Kevin will be speaking at our upcoming event, Commodity/PROcurement EDGE.
MetalMiner: In the industrial metals buying world, buying organizations have a few headline ways that they can mitigate metal price risk (hedging, forward-buying, etc.) Can you give us (an) example(s) of a corollary in the food world, as far as mitigating risk goes?
Kevin Brooks: In the food industry, you have to separate the commodities exchange products like corn, wheat and soybeans from the fruits and vegetables that don’t typically have that kind of market structure. Entire PhD theses have been written about commodities pricing strategies, so I’m not going to try and provide advice there.
Risk in the food industry is usually about food safety, and your ability to quickly isolate and remove tainted product from the supply chain. It is an exercise in data forensics, but also of market communications. When the spinach industry took a hit in 2006 with a terrible outbreak of E. coli it took too long to identify the source. As a result, people stopped eating all spinach and many leafy greens altogether. In fact, spinach consumption has only recently returned to a level comparable to what it was then. So you had eight years of significant industry impact.
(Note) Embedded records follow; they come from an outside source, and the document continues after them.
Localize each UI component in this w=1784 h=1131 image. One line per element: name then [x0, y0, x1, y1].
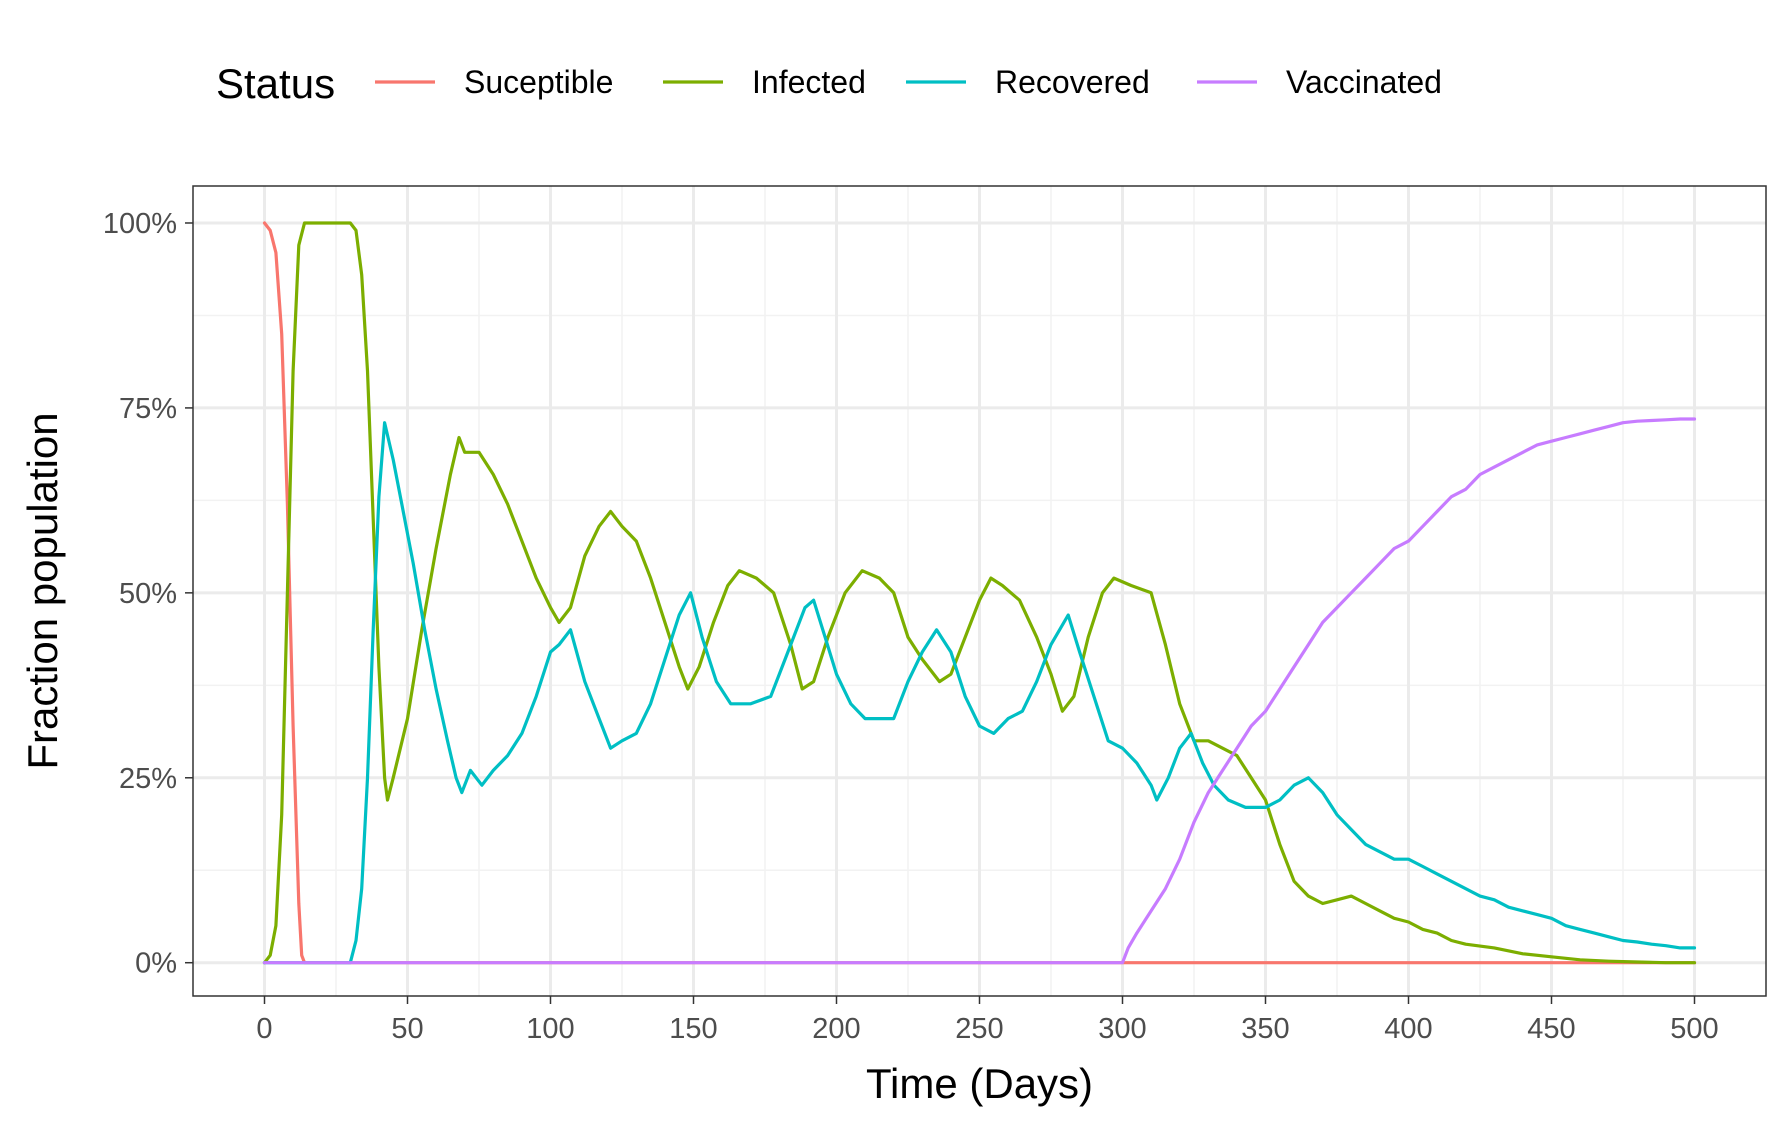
y-axis-title: Fraction population — [19, 412, 66, 769]
y-tick-label: 100% — [103, 208, 177, 240]
legend-label-recovered: Recovered — [995, 64, 1150, 100]
y-axis: 0% 25% 50% 75% 100% — [103, 208, 193, 980]
x-axis: 0 50 100 150 200 250 300 350 400 450 500 — [256, 996, 1719, 1045]
x-tick-label: 450 — [1527, 1013, 1575, 1045]
legend-label-vaccinated: Vaccinated — [1286, 64, 1442, 100]
x-tick-label: 50 — [391, 1013, 423, 1045]
x-tick-label: 400 — [1384, 1013, 1432, 1045]
y-tick-label: 25% — [119, 763, 177, 795]
x-tick-label: 0 — [256, 1013, 272, 1045]
series-line-recovered — [262, 421, 1697, 965]
legend-title: Status — [216, 60, 335, 107]
series-lines — [262, 221, 1697, 965]
y-tick-label: 50% — [119, 578, 177, 610]
y-tick-label: 75% — [119, 393, 177, 425]
x-tick-label: 500 — [1670, 1013, 1718, 1045]
legend-label-infected: Infected — [752, 64, 866, 100]
x-tick-label: 100 — [526, 1013, 574, 1045]
x-axis-title: Time (Days) — [866, 1060, 1093, 1107]
legend: Status Suceptible Infected Recovered Vaccin… — [216, 60, 1442, 107]
legend-label-suceptible: Suceptible — [464, 64, 613, 100]
x-tick-label: 150 — [669, 1013, 717, 1045]
x-tick-label: 350 — [1241, 1013, 1289, 1045]
legend-items: Suceptible Infected Recovered Vaccinated — [375, 64, 1442, 100]
x-tick-label: 300 — [1098, 1013, 1146, 1045]
x-tick-label: 250 — [955, 1013, 1003, 1045]
series-line-infected — [262, 221, 1697, 965]
y-tick-label: 0% — [135, 948, 177, 980]
series-line-vaccinated — [262, 417, 1697, 965]
x-tick-label: 200 — [812, 1013, 860, 1045]
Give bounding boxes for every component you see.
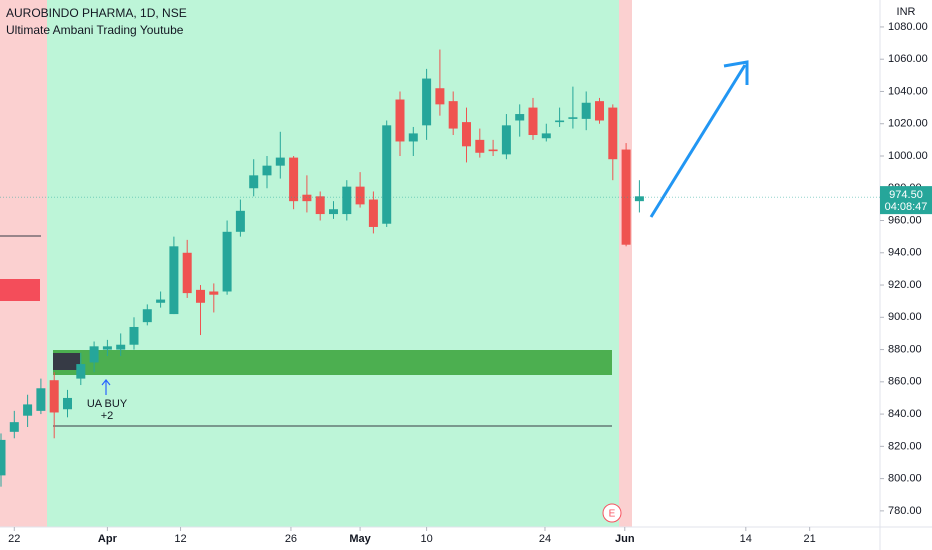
candle-body	[156, 299, 166, 303]
candle-body	[9, 422, 19, 432]
candle-body	[0, 439, 6, 476]
x-tick-label: 14	[740, 533, 752, 545]
y-tick-label: 940.00	[888, 247, 922, 259]
candle-body	[448, 101, 458, 129]
candle-body	[249, 175, 259, 189]
candle-body	[581, 102, 591, 119]
signal-count: +2	[101, 410, 114, 422]
candle-body	[36, 388, 46, 411]
candle-body	[355, 186, 365, 205]
candle-body	[488, 149, 498, 152]
candle-body	[328, 209, 338, 215]
y-tick-label: 780.00	[888, 505, 922, 517]
candle-body	[634, 196, 644, 202]
candle-body	[568, 117, 578, 119]
y-tick-label: 1080.00	[888, 21, 928, 33]
candle-body	[408, 133, 418, 142]
candle-body	[422, 78, 432, 126]
supply-box	[0, 279, 40, 301]
last-price-label: 974.50	[889, 189, 923, 201]
earnings-label: E	[609, 509, 616, 520]
x-tick-label: 12	[174, 533, 186, 545]
candle-body	[23, 404, 33, 416]
candle-body	[116, 344, 126, 350]
candle-body	[501, 125, 511, 155]
candle-body	[462, 122, 472, 147]
candle-body	[368, 199, 378, 227]
x-tick-label: 10	[420, 533, 432, 545]
candle-body	[289, 157, 299, 202]
candle-body	[342, 186, 352, 215]
candle-body	[528, 107, 538, 136]
candle-body	[49, 380, 59, 413]
candle-body	[262, 165, 272, 176]
last-price-box	[880, 186, 932, 215]
candle-body	[209, 291, 219, 295]
candle-body	[195, 289, 205, 303]
trend-arrow	[649, 64, 747, 218]
candle-body	[315, 196, 325, 215]
y-tick-label: 1020.00	[888, 118, 928, 130]
candle-body	[608, 107, 618, 160]
candle-body	[182, 252, 192, 294]
candle-body	[302, 194, 312, 202]
x-tick-label: 24	[539, 533, 551, 545]
candle-body	[142, 309, 152, 323]
candle-body	[395, 99, 405, 142]
y-tick-label: 920.00	[888, 279, 922, 291]
chart-title: AUROBINDO PHARMA, 1D, NSE	[6, 6, 187, 20]
y-tick-label: 880.00	[888, 343, 922, 355]
earnings-icon[interactable]	[602, 503, 622, 523]
candle-body	[275, 157, 285, 166]
y-tick-label: 900.00	[888, 311, 922, 323]
candle-body	[89, 346, 99, 363]
candle-body	[102, 346, 112, 350]
trend-arrow-head	[723, 60, 749, 85]
candle-body	[515, 114, 525, 121]
candle-body	[595, 101, 605, 121]
y-tick-label: 1060.00	[888, 53, 928, 65]
candle-body	[76, 364, 86, 379]
countdown-label: 04:08:47	[885, 201, 928, 213]
candle-body	[235, 210, 245, 232]
candle-body	[382, 125, 392, 224]
red-zone	[0, 0, 47, 527]
candle-body	[222, 231, 232, 292]
x-tick-label: 26	[285, 533, 297, 545]
red-zone	[619, 0, 632, 527]
demand-zone	[53, 350, 612, 375]
signal-label: UA BUY	[87, 398, 128, 410]
y-tick-label: 800.00	[888, 473, 922, 485]
y-tick-label: 1040.00	[888, 85, 928, 97]
candle-body	[435, 88, 445, 105]
x-tick-label: 22	[8, 533, 20, 545]
y-tick-label: 960.00	[888, 214, 922, 226]
x-tick-label: 21	[804, 533, 816, 545]
buy-arrow-head	[101, 379, 111, 386]
currency: INR	[897, 6, 916, 18]
entry-box	[53, 353, 80, 370]
candle-body	[62, 397, 72, 410]
y-tick-label: 860.00	[888, 376, 922, 388]
y-tick-label: 1000.00	[888, 150, 928, 162]
green-zone	[47, 0, 619, 527]
candle-body	[129, 326, 139, 345]
candle-body	[621, 149, 631, 245]
candle-body	[475, 139, 485, 153]
y-tick-label: 840.00	[888, 408, 922, 420]
candle-body	[555, 120, 565, 123]
y-tick-label: 820.00	[888, 440, 922, 452]
x-tick-label: Apr	[98, 533, 118, 545]
chart-subtitle: Ultimate Ambani Trading Youtube	[6, 23, 184, 37]
candle-body	[541, 133, 551, 139]
x-tick-label: May	[349, 533, 371, 545]
candle-body	[169, 246, 179, 315]
x-tick-label: Jun	[615, 533, 635, 545]
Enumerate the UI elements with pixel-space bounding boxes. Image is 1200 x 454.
As for price risk, it isn’t as much a factor in produce as availability risk.
Research from many sources confirms that people choose where to shop based largely on the produce section – it is why it is the showcase department in so many grocery stores. Price is also a factor, but if a shopper goes to the store and they see an empty shelf where bananas or tomatoes or lettuce should be, you not only have a lost sale, but also a lost customer for everything else in the store. So availability tends to be more important to the buyer for certain categories. What I’ve seen is that availability risk is often mitigated by a balance of contract and spot buying arrangements with trusted suppliers, and by flexibility with regard to buying excess inventory when unneeded in exchange for a supplier securing supply when market constraints occur.
Where price is a factor [as in the metals world] is with transportation costs. About half the time, suppliers are tasked with arranging and paying for transportation to the retailer’s distribution center. If a buyer can leverage their overall spend for improved transportation rates on behalf of their suppliers, that’s where you can have some significant potential impact.
MM: What do you hope conference attendees will walk away with from your presentation?
KB: Obviously this session is somewhat tangential to the metals industry – but I think you can often learn best by taking a step outside your day-to-day view of the world. I hope they find the session helpful in framing solutions to the business challenges they are facing.